Whatever agreement comes out of the House-Senate conference on President Barack Obama’s Trillion Dollar Debt Plan is completely irrelevant. Whatever spending that Sens. Susan Collins (R-ME), Olympia Snowe (R-ME), and Arlen Specter (R-PA) get taken out of the bill, will just get included in future legislation. Budget process expert Stan Collender explains:
Even if the president doesn’t make a request for additional fiscal stimulus, there will a number of already scheduled opportunities for more stimulus to be enacted. I’m even willing to predict that more will be adopted in the not too distant future if it is needed.
The congressional budget process will provide the means for this to happen.
The continuing resolution put in place last Fall to cover the nine 2009 appropriations that were not enacted by the start of the fiscal year will expire on March and additional spending almost certainly will be added to the levels currently in place just a week or so after the stimulus is signed.
The Obama 2010 budget will start that year’s budget process and the appropriations for that year will provide another opportunity for an additional economic jolt this Fall.
But even more important, the 2010 budget process could include a reconciliation bill that increases spending or reduces revenues or both that, because of the rules, won’t be subject to a filibuster in the Senate.

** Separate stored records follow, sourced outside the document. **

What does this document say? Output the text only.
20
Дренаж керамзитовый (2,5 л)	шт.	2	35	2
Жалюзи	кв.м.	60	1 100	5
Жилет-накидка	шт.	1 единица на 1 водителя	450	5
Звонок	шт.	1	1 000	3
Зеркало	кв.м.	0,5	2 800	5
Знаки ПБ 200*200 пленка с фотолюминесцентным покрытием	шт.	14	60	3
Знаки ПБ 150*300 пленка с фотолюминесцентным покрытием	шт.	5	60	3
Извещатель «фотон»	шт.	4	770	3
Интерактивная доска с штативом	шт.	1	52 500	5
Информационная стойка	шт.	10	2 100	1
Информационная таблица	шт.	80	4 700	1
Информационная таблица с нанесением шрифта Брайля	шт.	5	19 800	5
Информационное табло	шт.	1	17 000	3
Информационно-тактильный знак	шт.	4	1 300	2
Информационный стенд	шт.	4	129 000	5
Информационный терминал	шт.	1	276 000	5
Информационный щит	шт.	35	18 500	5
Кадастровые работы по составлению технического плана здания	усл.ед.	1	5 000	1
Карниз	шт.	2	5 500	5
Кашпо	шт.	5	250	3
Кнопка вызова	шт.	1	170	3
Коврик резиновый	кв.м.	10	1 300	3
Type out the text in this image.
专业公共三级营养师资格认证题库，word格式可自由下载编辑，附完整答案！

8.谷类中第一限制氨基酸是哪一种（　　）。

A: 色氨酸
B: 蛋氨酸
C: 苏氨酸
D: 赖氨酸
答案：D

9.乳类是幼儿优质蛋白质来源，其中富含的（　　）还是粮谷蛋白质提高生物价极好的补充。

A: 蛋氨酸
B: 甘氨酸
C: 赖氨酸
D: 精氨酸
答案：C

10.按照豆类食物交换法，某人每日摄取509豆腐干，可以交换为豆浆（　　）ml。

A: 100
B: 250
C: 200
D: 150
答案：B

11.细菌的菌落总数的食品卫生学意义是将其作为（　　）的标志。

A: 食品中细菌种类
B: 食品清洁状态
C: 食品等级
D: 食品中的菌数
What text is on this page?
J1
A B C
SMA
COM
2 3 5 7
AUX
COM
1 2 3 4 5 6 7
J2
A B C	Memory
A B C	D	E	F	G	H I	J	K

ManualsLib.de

In addition, the budget resolution that has to be adopted before a reconciliation bill can happen also can’t be filibustered.
Not only will that make another stimulus bill much easier to enact, it’s also something that could happen any time after the budget resolution is adopted so the process could be completed relatively early this year and the stimulus provided quickly.
So don’t think for a second Obama’s Trillion Dollar Debt Plan marks the end of Washington’s historic deficit spedning binge. It is just the latest float in the Bush-Obama Borrow-Bailour Parade.